But the subplots with Spicer and Priebus are particularly interesting.
Both are former Republican National Committee types — not longtime Trump aides — who joined the White House when the campaign was over. Both are also now former aides, having lasted just seven months. And perhaps most notably, both were practically tortured during their time in the White House, directly by Trump or apparently with his blessing.
Spicer resigned after Trump went against his and Priebus's wishes by tapping Anthony Scaramucci as White House communications director. And from literally his first full day as White House press secretary — when Trump dispatched Spicer to deliver obvious falsehoods about Trump's inauguration crowd — he seemed to put Spicer in about as many awkward situations as humanly possible. He even seemed to enjoy watching Spicer squirm and contort himself, remarking that he wouldn't fire Spicer, because he got “great ratings” on TV.
Here's a recap of the things Trump made Spicer defend that I put together when he resigned:
There was the inauguration crowds incident. There was the time he took issue with calling Trump's travel ban a “ban,” despite the White House having repeatedly referred to it as such. There was the time he insisted Trump's tweeting of the clearly misspelled word “covfefe” was actually intentional and “a small group of people know exactly what he meant.” There was the time he said Trump doesn't have a bathrobe — only to find plenty of past photographic evidence of Trump's affinity for them.

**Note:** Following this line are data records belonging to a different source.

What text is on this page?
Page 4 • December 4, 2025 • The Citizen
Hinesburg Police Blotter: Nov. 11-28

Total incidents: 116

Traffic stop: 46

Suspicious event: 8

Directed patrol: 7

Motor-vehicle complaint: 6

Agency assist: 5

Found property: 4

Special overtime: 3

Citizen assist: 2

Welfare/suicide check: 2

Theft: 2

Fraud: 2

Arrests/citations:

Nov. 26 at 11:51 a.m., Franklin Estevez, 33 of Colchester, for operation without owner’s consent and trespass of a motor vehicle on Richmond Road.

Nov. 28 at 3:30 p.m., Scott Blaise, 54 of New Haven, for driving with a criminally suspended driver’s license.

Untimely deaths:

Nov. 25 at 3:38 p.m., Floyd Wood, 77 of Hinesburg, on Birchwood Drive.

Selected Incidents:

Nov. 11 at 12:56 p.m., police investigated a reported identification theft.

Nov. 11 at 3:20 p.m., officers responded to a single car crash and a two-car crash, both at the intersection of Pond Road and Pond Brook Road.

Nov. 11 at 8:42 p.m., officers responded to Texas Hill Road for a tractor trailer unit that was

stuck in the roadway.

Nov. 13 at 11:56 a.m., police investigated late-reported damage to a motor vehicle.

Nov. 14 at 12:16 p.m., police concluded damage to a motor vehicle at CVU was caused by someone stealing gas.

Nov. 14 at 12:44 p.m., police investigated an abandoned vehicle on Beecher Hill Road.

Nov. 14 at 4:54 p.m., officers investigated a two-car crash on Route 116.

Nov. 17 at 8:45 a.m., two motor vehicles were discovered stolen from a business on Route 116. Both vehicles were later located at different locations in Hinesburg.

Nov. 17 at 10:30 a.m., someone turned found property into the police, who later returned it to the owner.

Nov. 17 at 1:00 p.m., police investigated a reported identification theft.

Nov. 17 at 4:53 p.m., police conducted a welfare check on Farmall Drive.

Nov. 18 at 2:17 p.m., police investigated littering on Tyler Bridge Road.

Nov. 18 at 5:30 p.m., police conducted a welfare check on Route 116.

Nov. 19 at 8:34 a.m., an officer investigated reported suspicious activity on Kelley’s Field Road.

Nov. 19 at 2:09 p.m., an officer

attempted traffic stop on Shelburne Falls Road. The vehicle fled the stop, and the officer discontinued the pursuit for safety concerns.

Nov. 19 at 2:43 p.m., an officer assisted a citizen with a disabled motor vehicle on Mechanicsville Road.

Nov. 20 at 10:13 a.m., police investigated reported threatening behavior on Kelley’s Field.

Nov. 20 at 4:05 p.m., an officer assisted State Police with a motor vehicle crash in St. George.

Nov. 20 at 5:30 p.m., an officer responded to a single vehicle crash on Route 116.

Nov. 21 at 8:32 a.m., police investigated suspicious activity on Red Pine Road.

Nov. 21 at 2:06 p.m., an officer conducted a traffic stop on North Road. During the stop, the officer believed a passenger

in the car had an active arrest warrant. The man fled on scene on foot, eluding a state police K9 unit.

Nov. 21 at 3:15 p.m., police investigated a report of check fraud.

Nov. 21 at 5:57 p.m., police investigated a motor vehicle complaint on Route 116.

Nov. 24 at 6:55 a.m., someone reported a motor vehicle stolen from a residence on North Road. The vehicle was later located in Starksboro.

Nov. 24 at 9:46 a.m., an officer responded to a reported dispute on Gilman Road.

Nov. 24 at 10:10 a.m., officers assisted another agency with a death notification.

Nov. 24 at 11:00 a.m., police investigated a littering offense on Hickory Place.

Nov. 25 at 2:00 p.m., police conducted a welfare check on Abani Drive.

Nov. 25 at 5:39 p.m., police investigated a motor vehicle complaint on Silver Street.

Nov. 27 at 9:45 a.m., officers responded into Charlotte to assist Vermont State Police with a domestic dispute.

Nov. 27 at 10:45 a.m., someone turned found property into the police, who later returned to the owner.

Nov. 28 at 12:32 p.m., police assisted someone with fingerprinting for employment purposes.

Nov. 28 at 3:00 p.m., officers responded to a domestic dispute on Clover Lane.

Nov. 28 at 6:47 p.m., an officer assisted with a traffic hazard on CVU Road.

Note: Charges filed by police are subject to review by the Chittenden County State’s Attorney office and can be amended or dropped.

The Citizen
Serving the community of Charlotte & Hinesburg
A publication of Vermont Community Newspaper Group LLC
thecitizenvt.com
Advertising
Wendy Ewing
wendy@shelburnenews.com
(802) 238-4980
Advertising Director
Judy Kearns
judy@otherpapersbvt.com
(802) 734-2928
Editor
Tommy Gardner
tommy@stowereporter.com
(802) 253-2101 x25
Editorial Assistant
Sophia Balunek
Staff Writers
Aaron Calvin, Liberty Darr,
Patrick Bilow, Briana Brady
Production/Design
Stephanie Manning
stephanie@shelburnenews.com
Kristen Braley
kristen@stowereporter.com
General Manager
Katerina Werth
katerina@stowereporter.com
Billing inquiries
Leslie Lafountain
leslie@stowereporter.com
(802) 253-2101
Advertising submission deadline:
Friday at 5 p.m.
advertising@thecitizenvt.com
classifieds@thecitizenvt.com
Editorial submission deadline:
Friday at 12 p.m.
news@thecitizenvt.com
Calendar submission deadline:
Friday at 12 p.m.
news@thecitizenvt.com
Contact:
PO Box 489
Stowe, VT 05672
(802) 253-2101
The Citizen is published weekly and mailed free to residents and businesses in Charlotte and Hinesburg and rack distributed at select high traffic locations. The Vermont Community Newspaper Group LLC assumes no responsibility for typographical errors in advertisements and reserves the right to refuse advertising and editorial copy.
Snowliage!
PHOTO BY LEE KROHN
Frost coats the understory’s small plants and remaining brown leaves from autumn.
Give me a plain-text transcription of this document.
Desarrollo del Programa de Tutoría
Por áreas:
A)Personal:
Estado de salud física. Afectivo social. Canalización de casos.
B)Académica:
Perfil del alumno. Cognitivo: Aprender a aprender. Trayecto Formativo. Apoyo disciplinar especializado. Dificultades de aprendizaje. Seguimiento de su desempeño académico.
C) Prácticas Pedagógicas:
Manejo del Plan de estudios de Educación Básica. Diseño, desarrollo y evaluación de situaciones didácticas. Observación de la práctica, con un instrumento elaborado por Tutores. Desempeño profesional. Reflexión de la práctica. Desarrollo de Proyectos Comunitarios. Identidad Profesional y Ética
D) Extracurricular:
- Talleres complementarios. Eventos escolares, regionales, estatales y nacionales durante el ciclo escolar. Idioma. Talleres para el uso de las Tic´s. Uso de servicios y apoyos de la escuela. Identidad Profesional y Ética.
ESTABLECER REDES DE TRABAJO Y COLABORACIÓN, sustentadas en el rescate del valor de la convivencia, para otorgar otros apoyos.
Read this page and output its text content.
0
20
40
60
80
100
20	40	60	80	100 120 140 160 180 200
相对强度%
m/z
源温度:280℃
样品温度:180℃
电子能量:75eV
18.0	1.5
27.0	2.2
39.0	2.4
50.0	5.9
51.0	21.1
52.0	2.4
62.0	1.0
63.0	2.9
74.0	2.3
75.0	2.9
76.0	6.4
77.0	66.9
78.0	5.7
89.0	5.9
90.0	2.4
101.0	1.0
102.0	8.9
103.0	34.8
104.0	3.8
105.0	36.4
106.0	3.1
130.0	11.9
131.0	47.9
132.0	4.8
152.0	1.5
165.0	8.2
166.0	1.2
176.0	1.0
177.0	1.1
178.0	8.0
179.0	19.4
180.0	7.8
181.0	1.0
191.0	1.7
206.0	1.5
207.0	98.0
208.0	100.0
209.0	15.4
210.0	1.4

There was the time he suggested the former head of Trump's campaign “played a very limited role for a very limited amount of time.” And on and on and on.
Oh, and that doesn't even include when Spicer awkwardly explained that Trump had fired Comey at the recommendation of the Justice Department, which got the ball rolling on its own. Shortly thereafter, Trump blurted out in an NBC News interview that he was going to fire Comey regardless and cited the Russia investigation as being on his mind. You can bet this sequence will be a focus for investigators; it also happened to make Spicer look like a fool.
While Spicer's torture was more public, Priebus got a heavy helping of it, too — particularly in the brief period when Scaramucci came on board, during which Priebus exited. Not only had Priebus opposed the move, but Scaramucci proceeded to call into CNN and publicly attack Priebus, accusing him of leaking information and challenging him to prove that he wasn't. Trump apparently signed off on the appearance, with Scaramucci saying he had just spoken with the president before calling in.
Later that day, the New Yorker's Ryan Lizza published that foul-mouthed interview with Scaramucci, in which Scaramucci called Priebus a “paranoid schizophrenic, a paranoiac,” and accused him of “cock-blocking” Scaramucci's hiring. He also acknowledged in the interview that he was going to send a suggestive tweet about Priebus being a leaker to mess with him.
And there were other examples, as New York magazine's Jonathan Chait recapped:
Now, the Washington Post reveals Trump ordered Priebus to kill a fly. (“As the fly continued to circle, Trump summoned his chief of staff and tasked him with killing the insect, according to someone familiar with the incident.”)Priebus was apparently the most frequent target of Trump’s habitual bullying. The president “told associates that Priebus would make a good car salesman” and “mocked him for expressing excitement when he spotted his house from Air Force One, flying over Wisconsin,” reports Politico.
None of this is to suggest either is bent on revenge or anything like that. And a witness is always compelled to tell the truth to investigators, so any lingering hard feelings toward the president may not even affect their responses. We also don't know exactly how those interviews will be conducted yet. Jack Sharman, who served as special counsel during Bill Clinton's Whitewater scandal, said they will likely result in memos being produced, though those memos may not be shared publicly.
But, as Sharman also noted, Priebus and Spicer could assert their Fifth Amendment rights against self-incrimination or try to assert executive privilege and say their conversations with Trump can't be shared. The latter would likely result in the Supreme Court deciding whether their claims are valid, as it did during Watergate.
In other words, their level of loyalty to Trump could matter. And Trump isn't big on loyalty to others. He is a man who isn't afraid to needle, cajole and oftentimes embarrass those around him. That approach may not always serve him well.